Luhukays Handschrift: Die taktischen Stärken und Schwächen der Hertha
Deutschland 18.Januar.2015 Rene Maric 0
Die Mannschaft von Jos Luhukay war in der vergangenen Saison eine der Überraschungen in der deutschen Bundesliga. Lange hielten sie sich in der Spitzengruppe der Liga, aber bereits da begannen sie schwächer zu werden und dieser Trend setzte sich in dieser Saison fort. Interessante taktische Punkte gibt es dennoch zu sehen – werden aber nicht ausreichend genutzt.

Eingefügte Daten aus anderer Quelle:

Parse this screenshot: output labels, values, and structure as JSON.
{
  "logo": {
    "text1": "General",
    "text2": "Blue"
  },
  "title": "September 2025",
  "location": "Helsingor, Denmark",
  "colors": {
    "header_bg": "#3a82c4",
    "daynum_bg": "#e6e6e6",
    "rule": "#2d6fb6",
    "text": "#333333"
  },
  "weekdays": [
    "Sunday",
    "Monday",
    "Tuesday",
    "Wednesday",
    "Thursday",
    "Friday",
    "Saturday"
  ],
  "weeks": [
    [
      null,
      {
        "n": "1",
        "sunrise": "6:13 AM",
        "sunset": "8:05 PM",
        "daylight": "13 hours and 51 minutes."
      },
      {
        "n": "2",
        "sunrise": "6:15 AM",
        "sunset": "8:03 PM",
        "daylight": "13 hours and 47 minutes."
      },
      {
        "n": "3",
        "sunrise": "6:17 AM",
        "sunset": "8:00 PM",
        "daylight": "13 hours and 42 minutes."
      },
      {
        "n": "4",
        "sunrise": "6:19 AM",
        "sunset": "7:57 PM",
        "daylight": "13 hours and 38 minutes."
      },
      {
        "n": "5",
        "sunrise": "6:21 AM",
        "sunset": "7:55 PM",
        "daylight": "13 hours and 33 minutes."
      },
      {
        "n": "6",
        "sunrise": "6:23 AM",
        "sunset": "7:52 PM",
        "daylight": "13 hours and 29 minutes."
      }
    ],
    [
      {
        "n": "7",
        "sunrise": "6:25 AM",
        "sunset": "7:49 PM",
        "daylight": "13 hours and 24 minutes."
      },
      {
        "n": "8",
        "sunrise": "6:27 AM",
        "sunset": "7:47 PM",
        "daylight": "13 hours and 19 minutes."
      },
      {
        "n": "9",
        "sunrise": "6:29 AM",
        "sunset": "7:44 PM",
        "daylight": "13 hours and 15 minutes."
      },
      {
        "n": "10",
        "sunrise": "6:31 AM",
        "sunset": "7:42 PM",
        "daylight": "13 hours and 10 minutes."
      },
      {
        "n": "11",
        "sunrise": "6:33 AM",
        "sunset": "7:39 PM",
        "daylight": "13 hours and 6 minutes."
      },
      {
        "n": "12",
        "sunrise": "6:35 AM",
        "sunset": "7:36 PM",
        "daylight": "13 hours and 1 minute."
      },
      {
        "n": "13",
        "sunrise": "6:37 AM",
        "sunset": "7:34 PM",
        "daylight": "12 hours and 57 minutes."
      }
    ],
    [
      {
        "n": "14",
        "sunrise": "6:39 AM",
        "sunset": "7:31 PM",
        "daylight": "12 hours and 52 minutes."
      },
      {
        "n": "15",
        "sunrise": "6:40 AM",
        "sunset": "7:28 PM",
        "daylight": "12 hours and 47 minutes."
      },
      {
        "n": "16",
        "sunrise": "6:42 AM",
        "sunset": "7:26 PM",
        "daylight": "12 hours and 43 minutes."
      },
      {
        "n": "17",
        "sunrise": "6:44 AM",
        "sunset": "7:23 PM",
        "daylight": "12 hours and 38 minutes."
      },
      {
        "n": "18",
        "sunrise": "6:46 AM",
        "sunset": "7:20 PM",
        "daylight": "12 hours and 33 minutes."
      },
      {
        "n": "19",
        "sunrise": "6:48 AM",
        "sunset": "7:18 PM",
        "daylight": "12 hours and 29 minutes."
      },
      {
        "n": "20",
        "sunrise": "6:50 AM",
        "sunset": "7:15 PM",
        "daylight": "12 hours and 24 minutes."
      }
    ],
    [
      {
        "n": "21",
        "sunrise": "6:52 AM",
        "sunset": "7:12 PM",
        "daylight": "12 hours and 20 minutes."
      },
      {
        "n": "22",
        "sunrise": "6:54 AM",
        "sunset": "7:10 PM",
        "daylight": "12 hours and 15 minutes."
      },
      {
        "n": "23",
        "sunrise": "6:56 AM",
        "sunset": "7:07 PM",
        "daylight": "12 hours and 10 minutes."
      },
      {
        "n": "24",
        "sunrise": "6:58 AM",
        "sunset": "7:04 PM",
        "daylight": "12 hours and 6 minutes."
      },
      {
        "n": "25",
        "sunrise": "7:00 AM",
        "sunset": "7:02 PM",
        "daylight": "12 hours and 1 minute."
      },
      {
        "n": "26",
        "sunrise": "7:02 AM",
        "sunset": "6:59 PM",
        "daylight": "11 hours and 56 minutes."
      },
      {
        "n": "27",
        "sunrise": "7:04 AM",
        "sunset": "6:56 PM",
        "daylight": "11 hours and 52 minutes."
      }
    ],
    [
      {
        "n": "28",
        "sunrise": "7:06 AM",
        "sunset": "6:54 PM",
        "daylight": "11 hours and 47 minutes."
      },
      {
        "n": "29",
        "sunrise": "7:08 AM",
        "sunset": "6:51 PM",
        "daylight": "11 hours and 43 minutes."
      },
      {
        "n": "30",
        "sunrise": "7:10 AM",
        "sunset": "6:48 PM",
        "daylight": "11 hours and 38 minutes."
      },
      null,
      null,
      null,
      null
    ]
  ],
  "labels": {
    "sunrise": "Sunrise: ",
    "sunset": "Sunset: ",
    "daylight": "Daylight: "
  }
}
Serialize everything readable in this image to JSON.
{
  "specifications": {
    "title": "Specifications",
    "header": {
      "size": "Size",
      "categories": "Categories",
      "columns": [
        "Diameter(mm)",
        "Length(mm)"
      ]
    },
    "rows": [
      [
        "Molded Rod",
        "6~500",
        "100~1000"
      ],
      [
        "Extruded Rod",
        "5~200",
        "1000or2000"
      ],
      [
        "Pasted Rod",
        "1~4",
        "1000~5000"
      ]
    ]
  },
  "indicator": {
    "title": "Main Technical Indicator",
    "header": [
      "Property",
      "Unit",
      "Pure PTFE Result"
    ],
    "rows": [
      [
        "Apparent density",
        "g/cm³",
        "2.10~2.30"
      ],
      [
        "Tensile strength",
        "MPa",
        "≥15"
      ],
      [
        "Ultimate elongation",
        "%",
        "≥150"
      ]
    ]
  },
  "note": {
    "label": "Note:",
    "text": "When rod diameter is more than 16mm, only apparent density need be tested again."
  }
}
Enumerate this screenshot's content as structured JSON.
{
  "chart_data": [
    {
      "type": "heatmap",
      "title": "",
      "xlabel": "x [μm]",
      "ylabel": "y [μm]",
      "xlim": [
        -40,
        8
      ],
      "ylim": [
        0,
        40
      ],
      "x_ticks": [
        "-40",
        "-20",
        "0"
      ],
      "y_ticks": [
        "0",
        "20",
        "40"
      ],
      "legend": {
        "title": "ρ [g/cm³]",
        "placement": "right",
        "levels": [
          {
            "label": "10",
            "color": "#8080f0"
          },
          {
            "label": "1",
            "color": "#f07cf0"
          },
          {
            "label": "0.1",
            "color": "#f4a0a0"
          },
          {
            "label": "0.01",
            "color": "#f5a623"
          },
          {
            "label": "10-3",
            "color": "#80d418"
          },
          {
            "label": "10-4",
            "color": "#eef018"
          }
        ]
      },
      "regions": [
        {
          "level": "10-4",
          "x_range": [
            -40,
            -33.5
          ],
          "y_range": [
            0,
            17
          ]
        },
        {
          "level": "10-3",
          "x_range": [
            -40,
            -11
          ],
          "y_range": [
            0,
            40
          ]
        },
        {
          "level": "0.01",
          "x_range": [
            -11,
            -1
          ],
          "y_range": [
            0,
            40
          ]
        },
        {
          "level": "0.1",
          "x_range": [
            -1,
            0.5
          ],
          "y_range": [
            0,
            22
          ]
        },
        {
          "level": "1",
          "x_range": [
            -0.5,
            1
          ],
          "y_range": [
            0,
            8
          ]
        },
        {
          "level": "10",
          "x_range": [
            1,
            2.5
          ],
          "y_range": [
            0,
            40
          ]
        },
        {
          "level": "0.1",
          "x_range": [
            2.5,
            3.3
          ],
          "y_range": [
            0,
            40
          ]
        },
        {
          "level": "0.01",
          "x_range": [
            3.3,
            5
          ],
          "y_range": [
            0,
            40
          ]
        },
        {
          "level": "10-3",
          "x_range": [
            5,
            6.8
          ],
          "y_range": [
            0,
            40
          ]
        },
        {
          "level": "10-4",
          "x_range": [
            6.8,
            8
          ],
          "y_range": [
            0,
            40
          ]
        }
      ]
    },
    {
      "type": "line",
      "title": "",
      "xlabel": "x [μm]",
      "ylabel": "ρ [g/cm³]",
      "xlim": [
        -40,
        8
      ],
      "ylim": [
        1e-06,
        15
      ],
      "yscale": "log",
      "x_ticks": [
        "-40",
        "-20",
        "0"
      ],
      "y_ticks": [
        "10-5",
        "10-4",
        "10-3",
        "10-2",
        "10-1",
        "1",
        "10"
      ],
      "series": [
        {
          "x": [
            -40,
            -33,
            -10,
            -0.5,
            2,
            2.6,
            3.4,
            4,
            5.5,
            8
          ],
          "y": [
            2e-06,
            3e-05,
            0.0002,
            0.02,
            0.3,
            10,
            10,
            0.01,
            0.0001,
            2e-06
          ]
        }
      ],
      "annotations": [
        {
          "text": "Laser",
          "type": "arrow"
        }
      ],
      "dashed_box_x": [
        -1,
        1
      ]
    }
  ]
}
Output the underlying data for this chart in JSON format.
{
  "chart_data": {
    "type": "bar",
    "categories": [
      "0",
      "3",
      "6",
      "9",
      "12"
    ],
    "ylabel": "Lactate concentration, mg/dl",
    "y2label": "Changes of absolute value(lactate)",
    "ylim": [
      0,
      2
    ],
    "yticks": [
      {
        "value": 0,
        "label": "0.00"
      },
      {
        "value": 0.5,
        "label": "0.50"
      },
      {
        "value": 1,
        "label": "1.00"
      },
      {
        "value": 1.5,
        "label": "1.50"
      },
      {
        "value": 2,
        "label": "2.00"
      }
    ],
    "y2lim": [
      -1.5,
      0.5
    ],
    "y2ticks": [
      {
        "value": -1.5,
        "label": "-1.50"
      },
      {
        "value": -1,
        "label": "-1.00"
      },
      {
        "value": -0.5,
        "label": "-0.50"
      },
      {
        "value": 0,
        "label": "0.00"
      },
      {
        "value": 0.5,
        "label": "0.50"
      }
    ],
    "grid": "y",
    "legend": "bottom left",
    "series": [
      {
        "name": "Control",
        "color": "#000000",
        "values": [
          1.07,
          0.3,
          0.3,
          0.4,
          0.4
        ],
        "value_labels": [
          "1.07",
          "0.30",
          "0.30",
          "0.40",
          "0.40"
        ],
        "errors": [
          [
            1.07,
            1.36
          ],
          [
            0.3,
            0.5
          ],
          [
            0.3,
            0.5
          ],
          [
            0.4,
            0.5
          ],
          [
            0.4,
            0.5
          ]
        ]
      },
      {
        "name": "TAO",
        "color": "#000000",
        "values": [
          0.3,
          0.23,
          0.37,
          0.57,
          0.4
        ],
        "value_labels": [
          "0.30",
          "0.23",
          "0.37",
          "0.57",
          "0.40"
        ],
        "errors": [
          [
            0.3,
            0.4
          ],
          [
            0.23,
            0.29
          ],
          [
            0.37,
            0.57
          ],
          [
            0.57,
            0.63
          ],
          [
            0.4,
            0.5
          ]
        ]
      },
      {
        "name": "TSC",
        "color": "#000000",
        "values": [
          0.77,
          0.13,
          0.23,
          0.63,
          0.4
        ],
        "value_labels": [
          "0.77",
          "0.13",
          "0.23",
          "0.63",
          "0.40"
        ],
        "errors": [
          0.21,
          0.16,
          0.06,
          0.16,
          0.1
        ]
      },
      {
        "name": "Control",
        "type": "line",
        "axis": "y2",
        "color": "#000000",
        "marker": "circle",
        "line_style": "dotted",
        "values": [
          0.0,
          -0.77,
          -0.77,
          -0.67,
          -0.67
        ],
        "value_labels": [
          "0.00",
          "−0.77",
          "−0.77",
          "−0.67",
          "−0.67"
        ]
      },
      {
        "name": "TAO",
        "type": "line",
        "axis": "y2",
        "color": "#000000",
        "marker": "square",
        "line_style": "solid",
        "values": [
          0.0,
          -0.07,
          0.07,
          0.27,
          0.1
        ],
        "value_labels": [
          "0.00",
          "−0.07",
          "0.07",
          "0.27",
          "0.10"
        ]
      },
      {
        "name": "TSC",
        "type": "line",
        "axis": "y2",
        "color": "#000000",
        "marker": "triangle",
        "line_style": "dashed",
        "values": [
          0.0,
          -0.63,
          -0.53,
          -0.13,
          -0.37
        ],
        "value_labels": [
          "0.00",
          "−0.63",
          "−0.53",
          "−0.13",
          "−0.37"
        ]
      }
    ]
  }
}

Simple, aber saubere Abläufe in erster Linie
Im Aufbauspiel agieren die Herthaner meistens in einem 2-4-4 oder 2-4-1-3. Zwei Sechser besetzen vor den Innenverteidigern die Mitte, die Außenverteidiger rücken vor, tun dies allerdings weder allzu weiträumig noch aggressiv. Die Flügelstürmer halten die Breite und schieben nur situativ in die Mitte, während je nach Situation sich einer der zwei Stürmer zurückfallen lässt oder man grundsätzlich mit einem Zehner agiert. Dieser spielt allerdings häufig wie ein hängender Stürmer. Besonders Ronny und Kalou haben diese Rolle in dieser Saison schon erfüllt.
In der ersten Linie wirken die Mannen von Luhukay gut gecoacht. Die Bewegungen im Aufbauspiel, die Abstände und die Reaktionen auf Bewegungen der Mitspieler wirken sehr sauber und aufeinander abgestimmt. Das ist beim Abkippen eines der Sechser – meistens macht dies der sehr unterschätzte Hosogai – am eindrücklichsten zu sehen.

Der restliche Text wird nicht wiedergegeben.